Scientific classification
- Kingdom: Plantae
- Clade: Tracheophytes
- Clade: Angiosperms
- Clade: Eudicots
- Clade: Asterids
- Order: Asterales
- Family: Asteraceae
- Genus: Bidens
- Species: B. aurea
- Binomial name: Bidens aurea (Aiton) Sherff
- Synonyms: Synonymy Bidens arguta Kunth ; Bidens decolorata Kunth ; Bidens heterophylla Ortega ; Bidens longifolia DC. ; Bidens luxurians Willd. ; Bidens tetragona (Cerv.) DC. ; Bidens warszewicziana Regel ; Coreopsis aurea Dryand. ex Aiton ; Coreopsis coronata Walter 1788 not L. 1763 ; Coreopsis ferulifolia Jacq. ; Coreopsis lucida Cav. ; Coreopsis luxurians (Willd.) P. Pell. ; Coreopsis nitida Cav. ; Coreopsis nitida Hort. ; Coreopsis tetragona Cerv. ex La Llave & Lex. ; Diodonta aurea (Dryand. ex Aiton) Nutt. ; Diodonta leptophylla Nutt. ;

= Bidens aurea =

- Genus: Bidens
- Species: aurea
- Authority: (Aiton) Sherff
- Conservation status: G5

North American species of flowering plant

Bidens aurea , the Arizona beggarticks, is a North American species of flowering plant in the family Asteraceae.

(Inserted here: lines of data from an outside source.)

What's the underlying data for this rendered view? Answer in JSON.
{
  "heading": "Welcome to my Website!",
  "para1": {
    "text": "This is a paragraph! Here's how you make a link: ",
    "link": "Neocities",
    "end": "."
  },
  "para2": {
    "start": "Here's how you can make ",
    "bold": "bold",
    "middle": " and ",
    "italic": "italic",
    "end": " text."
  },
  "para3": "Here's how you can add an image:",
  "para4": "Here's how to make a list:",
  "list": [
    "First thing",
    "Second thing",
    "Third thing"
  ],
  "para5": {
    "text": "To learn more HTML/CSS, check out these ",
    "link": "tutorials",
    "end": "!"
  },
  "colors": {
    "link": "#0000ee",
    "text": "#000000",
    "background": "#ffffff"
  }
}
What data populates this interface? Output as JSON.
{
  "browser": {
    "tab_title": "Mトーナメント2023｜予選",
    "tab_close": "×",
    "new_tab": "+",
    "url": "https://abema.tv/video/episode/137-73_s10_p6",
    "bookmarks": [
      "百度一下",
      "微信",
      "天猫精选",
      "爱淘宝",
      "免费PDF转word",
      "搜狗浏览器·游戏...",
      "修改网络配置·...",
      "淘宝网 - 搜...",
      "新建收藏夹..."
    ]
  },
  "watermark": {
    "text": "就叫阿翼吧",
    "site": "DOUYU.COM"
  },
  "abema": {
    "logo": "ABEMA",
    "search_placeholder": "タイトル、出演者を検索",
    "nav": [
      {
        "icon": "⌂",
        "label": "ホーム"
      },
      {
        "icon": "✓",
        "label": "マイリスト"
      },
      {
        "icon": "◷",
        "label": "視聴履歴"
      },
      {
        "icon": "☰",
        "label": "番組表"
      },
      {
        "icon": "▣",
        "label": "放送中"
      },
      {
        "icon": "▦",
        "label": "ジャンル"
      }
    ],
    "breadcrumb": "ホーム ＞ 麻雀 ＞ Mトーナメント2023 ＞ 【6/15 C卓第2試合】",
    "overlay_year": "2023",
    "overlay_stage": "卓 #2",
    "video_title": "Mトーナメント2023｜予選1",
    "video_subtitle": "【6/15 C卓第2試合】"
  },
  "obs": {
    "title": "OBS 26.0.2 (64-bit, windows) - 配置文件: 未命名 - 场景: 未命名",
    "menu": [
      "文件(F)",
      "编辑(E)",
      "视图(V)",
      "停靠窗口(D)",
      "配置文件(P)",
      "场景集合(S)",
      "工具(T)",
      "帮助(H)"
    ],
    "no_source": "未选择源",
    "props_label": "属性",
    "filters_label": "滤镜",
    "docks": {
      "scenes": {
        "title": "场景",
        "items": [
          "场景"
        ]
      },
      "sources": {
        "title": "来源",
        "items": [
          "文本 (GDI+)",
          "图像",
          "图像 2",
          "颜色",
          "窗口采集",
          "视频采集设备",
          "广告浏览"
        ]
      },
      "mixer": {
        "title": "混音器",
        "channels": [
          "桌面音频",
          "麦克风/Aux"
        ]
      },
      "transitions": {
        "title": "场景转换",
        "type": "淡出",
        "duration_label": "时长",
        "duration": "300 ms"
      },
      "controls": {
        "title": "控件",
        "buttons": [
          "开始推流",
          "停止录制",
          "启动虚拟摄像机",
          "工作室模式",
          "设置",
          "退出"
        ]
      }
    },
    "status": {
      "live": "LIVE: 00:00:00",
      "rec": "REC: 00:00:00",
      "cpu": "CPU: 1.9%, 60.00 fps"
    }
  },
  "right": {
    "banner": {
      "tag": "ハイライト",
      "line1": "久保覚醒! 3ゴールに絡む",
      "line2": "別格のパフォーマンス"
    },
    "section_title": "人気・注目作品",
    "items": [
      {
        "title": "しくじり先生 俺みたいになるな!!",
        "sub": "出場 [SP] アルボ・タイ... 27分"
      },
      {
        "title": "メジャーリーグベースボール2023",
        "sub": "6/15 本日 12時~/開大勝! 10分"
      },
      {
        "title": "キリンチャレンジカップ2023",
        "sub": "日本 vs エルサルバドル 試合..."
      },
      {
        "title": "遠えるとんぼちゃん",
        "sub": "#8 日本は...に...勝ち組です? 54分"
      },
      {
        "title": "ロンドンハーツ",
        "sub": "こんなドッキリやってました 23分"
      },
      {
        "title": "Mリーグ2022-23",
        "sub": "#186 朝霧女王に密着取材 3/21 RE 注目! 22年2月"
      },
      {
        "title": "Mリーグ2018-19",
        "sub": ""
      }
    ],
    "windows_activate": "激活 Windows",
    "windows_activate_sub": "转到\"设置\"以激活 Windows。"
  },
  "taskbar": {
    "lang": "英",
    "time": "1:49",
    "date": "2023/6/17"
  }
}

It is widespread across much of Mexico and found also in Arizona and Guatemala. The species is also naturalized in parts of Europe and South America.

== Description ==
Bidens aurea is an annual herb occasionally reaching a height of 250 cm (100 inches). It produces numerous yellow or whitish flower heads containing both disc florets and ray florets. It grows primarily in wet areas such as marshes and streambanks.